I hate that people are so shallow!!!!!!!!  Just because you aren't a super model doesn't mean you can't possibly be talented.  I have to agree with you that is why music is terrible lately.

----------


## bob_f_aboc

> Yeah...so would I!:D:cheers::D


I can vouch for that!!!:cheers::p:cheers:

----------


## Robert Martellaro

Interviewed on Larry King...

*Larry*: Will you change the way you look: your hair, your style?
*Susan*: Why should I? Why should I change? It would take away my identity.
*Piers*: Quite right."

_"Being like everybody,_
_is the same as being nobody"_ 

http://www.youtube.com/watch?v=HaVo2xifmSw

From her 1999 CD.

http://www.youtube.com/watch?v=zaFtjZItK5M

----------


## drk

I wish I could get Britain's IT1 or whatever station it's on, over there.

It looks better than American Idol, and there's no kooky Paula Abdul.

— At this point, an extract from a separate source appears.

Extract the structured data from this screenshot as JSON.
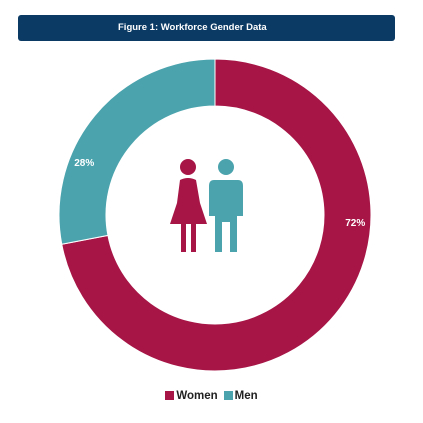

Does anyone know when the next show is?  I'm thinking tonight...

----------


## GAgal

IMHO, I hope that this creates a turn in the tide in which no-talent but so called beautiful people (Brittney anyone?) can sell multi-platinum albums while those who are not so good looking but exceptionally talented are barely making it in the downtown bar. Personally, I am _listening_ to the person sing or play an instrument. I could give a flying flip what they look like.  Before MTV, ugly performers were okay. Today, it is exceptionally harder for the the unattractive to make it. And it's a shame, because if this was the case in the past decades the world would probably be without the music of Janis Joplin, Lemmy, the Ramones, etc....

----------